Things of Darkness: Economies of Race and Gender in Early Modern England

Things of Darkness: Economies of Race and Gender in Early Modern England

Things of Darkness: Economies of Race and Gender in Early Modern England

Things of Darkness: Economies of Race and Gender in Early Modern England

Excerpt

Or when we deride by plaine and flat contradiction, as he that saw a dwarfe go in the streete said to his companion that walked with him: See yonder giant: and to a Negro or woman blackemoore, in good sooth ye are a faire one...

—George Puttenham, The Arte of English Poesie (1589)

He that cannot understand the sober, plain, and unaffected stile of the Scriptures, will be ten times more puzzl'd with the knotty Africanisms, the pamper'd metaphors, the intricat, and involv'd sentences of the Fathers ...

—John Milton, Reformation Touching Church Discipline (1641)

In Shakespeare's A Midsummer Night's Dream, Lysander rejects his "dark" lover, shouting, "Away, you Ethiop!" and "Out, tawny Tartar" (3.2.257 and 263).
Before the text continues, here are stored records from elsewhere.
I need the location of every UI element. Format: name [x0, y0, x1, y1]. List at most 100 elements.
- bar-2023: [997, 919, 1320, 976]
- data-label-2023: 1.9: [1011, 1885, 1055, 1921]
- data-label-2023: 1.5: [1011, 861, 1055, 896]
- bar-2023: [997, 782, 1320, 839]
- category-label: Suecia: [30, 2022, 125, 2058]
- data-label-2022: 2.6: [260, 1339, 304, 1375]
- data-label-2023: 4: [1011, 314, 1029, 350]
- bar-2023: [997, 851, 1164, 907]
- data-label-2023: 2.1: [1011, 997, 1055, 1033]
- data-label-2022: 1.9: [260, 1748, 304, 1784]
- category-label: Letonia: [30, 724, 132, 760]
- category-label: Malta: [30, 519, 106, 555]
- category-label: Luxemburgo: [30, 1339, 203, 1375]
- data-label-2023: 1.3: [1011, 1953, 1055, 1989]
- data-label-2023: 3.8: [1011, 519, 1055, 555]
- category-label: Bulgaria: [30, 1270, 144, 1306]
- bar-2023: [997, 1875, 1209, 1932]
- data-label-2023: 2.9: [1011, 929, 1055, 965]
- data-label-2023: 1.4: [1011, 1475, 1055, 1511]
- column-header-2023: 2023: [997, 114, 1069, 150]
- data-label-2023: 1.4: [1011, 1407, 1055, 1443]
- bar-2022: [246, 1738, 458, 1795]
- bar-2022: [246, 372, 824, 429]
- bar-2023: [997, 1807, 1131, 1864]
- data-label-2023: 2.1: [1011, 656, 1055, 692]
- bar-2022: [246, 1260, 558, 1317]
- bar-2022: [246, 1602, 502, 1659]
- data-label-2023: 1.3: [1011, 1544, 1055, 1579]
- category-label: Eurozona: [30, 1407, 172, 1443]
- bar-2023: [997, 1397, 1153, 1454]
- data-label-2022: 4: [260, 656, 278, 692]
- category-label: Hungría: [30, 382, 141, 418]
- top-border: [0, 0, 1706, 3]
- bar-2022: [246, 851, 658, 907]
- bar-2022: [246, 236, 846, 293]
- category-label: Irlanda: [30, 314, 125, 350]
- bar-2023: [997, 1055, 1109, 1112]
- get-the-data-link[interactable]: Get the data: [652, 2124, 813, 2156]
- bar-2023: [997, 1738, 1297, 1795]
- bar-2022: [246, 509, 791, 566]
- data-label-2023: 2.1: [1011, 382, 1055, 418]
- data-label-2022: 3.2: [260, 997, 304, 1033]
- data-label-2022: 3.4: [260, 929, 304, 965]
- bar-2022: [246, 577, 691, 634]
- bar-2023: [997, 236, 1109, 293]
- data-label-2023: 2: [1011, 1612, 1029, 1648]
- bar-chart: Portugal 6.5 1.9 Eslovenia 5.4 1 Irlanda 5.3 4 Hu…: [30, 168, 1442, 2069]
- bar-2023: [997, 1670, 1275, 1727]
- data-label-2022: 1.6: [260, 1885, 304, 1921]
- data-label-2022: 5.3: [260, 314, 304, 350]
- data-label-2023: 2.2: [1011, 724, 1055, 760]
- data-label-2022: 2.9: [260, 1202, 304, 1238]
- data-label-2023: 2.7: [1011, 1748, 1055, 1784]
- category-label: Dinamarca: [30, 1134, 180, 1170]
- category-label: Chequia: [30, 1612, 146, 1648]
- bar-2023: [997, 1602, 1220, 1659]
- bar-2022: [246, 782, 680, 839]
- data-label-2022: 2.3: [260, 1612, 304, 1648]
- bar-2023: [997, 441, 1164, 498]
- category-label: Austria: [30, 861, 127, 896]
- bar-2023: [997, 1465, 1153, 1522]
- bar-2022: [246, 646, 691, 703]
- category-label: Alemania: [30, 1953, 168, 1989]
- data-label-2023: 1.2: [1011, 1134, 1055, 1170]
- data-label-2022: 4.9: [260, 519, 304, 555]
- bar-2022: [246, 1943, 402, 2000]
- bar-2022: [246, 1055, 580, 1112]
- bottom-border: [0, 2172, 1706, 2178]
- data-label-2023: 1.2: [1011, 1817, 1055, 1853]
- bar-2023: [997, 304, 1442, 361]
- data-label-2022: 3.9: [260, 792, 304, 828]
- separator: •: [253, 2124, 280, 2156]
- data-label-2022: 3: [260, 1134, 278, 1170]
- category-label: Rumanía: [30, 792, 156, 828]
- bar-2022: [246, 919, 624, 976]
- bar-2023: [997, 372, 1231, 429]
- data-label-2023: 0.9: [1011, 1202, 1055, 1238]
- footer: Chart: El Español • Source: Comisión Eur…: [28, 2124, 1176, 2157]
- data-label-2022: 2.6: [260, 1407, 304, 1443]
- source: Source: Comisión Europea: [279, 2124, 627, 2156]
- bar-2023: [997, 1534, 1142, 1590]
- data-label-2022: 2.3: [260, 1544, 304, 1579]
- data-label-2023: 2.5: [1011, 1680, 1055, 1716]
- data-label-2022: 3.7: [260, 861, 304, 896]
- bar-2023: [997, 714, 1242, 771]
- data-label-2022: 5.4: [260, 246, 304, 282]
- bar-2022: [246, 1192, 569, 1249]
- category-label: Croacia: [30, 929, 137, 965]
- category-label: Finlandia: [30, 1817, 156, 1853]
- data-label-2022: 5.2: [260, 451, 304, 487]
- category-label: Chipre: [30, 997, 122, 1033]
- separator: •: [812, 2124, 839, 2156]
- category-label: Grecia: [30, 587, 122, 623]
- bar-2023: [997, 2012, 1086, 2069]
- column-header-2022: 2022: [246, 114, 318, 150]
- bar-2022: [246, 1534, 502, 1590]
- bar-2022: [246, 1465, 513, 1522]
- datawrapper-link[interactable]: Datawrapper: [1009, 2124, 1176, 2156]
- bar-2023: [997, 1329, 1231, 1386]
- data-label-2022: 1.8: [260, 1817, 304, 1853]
Typically, scholars have replicated Lysander's dismissal of the "Ethiop" by refusing to consider such remarks in the context of the elements of race, sexual politics, imperialism, and slavery, which form a prominent set of "subtexts" to the play (Jameson 81). A survey of scholarly editions of Shakespeare's works demonstrates how modern literary criticism remystifies the appearance of blackness in literary works by insisting that references to race are rooted in European aesthetic tradition rather than in any consciousness of racial difference. For example, Harold Brooks, editor of the Arden edition of the play, is typical in seeing Lysander's gibes as only a commentary on Hermia's beauty: "Hermia is conscious of what in unsympathetic eyes may be considered her 'bad points' ... and Lysander has attacked one of them, her unfashionable dark complexion."

Similar evocations of blackness—with similar critical effacement—occur with startling regularity throughout a broad range of Renaissance texts.